Wednesday, April 22, 2009

Who's Anna?

Have you got a spare moment?
I've just had a phone call from Tina and . . . no, let's start at the beginning. I think you’re going to enjoy this.

I'm sure I've mentioned Tina, she is a very dear friend. She’s been a friend for more years than I can remember. Tina is eighty-seven - although, in spirit, I often think of her as being considerably younger than some of my more careworn friends in their thirties. We make each other laugh - and we share our lives by means of long, weekly 'phone calls.

Tina lives on her own, something made possible by the fact that she’s greatly loved in the neighbourhood of her home town in Surrey. Friends regularly invite themselves to meals (she is an excellent cook), bring fuel for her open fire, or just drop in for a chat. There’s never a day when an unexpected caller doesn't ring the doorbell and set the dogs barking. Despite increasing short-sightedness, she continues to drive (a somewhat nerve-wracking exercise as far as the local police are concerned!) and, with her walking stick to support her, resolutely goes out each morning to exercise her two exuberant dogs.

As I said, Tina receives constant phone calls from friends who want to visit her. They come to share anxieties, to seek advice or just to enjoy her open fire and good company. Apart from a sister who lives in Chichester, a sister whom she rarely sees, Tina has no relations. Her friends are her life.

Then, last week, the phone rang and Tina found herself listening to an unfamiliar voice.
"Hello, is that you Tina?” said the voice, “This is Anna. I was wondering . . . I'm in your district this afternoon, could I come to tea and bring Mother?"
Tina thought quickly. The name 'Anna' meant nothing, but clearly Anna knew her.
"Of course," she said brightly, hoping that her moment of hesitation had passed unnoticed, "I look forward to seeing you both."
At four o'clock an unfamiliar car drew up in her drive. An unfamiliar woman got out of the driving seat. Standing in the doorway, Tina saw this stranger help the passenger, presumably her mother, out of the car. She was an old woman walking with difficulty on two sticks. Tina stepped back out of the doorway to allow her visitors to come in.
"The lounge is the first door on the left," she said as the two strangers progressed through the hall.
The conversation, as Tina poured out the tea, was a little stilted. It was clear that these two women knew her, it was also clear that they had visited her before. . . but who on earth were they?
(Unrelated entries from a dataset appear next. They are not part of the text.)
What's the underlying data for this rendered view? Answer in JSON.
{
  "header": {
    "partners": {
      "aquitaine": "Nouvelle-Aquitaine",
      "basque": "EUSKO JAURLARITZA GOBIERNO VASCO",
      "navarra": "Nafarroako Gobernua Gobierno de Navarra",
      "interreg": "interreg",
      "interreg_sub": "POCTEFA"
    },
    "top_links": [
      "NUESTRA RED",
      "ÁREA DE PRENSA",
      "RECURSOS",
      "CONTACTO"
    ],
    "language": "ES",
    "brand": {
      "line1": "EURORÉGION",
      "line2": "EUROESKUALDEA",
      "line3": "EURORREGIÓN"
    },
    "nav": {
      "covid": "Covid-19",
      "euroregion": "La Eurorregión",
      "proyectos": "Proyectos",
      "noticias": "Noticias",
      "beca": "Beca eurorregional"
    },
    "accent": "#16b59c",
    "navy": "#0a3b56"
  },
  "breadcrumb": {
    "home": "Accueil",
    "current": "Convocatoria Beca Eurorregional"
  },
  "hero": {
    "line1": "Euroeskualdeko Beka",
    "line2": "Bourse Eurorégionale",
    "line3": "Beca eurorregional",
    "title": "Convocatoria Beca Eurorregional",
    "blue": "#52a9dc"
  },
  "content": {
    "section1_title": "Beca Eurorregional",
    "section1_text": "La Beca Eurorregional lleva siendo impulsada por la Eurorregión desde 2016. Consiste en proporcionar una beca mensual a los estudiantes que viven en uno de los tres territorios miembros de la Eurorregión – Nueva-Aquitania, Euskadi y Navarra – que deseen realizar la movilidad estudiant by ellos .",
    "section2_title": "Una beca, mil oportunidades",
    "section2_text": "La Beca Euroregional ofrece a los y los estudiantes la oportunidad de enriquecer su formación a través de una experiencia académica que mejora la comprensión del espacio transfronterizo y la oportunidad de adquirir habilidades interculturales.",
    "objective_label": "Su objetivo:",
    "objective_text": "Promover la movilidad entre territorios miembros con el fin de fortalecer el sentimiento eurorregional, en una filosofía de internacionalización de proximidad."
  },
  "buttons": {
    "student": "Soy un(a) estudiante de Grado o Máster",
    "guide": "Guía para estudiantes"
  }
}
She tried hard to conceal her confusion, but was afraid that the younger one suspected the truth.
Then, as she held out the tea-cup to the older woman - who had been sitting silently, head bent, eyes downcast - the old lady lifted her head and looked directly at her.
Tina did a double-take.
Surely not? Could it be . . . was it . . . was it her sister? Her brain began to whirr . . . of course . . . her sister's son had married a girl named Anna . . . this must be her niece-in-law who, together with her ageing sister (who looked and behaved in a manner so very much older than Tina had ever felt) had unexpectedly travelled up from Chichester and invited therselves to tea!

So, the moral of the story? Oh, a very reassuring one!
Quite simply, it’s only the body that ages. The mind and spirit remain youthful as long as you wish them to.
Mind you, it can be quite a shock, when you consider yourself to be still in the youthful stage of life’s journey, to encounter a decrepit old woman who turns out to be your sister!